Las casas-teatro surgen como respuesta a unas condiciones de producción existentes. En los ’70, el espacio era un aspecto periférico, lo que se buscaba era estético. Ecuación que se invierte en la actualidad, porque, para los artistas, contar con su propio espacio es condición para la creación. En estas casas-teatro los artistas exploran sin límites, montan sus propias creaciones y se convierten en curadores. “Me gusta que alguien venga y se curta la fecha”, grafica Ajaka. “No pido carpeta, porque no puedo juzgar si una obra me gusta o no”, cuenta Rodríguez. Sólo pide que quienes se acerquen conozcan realmente el lugar.
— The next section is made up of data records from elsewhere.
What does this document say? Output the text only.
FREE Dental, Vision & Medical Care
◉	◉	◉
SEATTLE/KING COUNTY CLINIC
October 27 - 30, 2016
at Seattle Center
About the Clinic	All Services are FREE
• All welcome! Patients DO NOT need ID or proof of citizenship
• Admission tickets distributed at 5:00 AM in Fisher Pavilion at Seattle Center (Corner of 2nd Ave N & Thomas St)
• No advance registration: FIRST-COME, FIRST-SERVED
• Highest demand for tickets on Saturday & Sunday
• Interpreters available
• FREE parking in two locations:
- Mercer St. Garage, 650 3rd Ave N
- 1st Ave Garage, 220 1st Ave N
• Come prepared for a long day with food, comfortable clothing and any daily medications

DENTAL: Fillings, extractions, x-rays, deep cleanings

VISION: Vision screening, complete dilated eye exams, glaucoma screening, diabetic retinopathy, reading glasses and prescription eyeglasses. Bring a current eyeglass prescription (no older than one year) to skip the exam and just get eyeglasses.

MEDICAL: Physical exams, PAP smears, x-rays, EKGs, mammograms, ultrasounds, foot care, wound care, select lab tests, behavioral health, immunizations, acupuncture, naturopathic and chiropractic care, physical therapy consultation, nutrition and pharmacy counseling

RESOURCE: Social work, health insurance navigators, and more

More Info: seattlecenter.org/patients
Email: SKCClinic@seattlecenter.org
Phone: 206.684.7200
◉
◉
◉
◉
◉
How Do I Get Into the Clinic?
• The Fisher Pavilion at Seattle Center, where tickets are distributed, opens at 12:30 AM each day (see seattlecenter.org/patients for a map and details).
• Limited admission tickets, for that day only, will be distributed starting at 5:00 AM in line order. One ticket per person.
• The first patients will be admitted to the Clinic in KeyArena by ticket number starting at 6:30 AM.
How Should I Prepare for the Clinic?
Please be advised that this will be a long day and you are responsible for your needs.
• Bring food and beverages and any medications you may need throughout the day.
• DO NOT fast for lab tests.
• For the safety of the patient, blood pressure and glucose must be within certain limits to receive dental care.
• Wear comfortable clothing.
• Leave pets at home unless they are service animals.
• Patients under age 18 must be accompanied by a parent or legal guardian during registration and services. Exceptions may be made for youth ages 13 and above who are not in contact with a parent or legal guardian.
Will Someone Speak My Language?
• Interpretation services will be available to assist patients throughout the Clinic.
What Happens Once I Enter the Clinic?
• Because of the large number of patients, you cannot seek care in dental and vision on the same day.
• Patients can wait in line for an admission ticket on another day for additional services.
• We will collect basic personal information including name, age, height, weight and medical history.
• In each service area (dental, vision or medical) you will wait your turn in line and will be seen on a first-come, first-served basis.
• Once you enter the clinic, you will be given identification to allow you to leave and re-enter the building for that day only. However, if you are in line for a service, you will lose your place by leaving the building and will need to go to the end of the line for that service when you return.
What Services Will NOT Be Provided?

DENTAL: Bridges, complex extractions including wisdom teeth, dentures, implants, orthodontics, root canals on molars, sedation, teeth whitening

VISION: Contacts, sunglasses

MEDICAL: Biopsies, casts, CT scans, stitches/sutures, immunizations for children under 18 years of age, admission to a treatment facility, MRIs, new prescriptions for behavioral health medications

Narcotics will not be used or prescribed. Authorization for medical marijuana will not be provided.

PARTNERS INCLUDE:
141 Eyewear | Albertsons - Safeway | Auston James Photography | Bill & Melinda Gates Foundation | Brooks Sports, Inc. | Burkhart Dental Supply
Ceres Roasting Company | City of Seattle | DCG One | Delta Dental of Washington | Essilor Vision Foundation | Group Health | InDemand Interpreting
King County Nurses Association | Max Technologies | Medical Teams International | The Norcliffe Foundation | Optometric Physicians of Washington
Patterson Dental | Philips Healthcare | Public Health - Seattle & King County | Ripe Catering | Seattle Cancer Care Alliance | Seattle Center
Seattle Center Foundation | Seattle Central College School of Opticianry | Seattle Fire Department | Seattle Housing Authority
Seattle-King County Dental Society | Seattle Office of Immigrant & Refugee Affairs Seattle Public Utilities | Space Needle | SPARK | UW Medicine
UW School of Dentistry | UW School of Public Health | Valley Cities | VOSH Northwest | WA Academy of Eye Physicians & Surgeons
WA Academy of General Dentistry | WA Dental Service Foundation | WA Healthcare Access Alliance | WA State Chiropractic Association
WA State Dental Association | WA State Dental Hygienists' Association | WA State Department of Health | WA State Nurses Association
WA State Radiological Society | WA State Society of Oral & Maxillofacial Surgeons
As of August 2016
Si estos espacios están dando vida a nuevos lenguajes es algo que podrá responder el tiempo, porque las nuevas formas suelen verse retrospectivamente. Sí se mantiene a lo largo de las épocas el espíritu de la relación con el espectador, más cercana e íntima, efecto deseado aunque no buscado. Según Rodríguez, en este caso los espectadores son visitas. “Entonces, uno trata de tener todo ordenado.”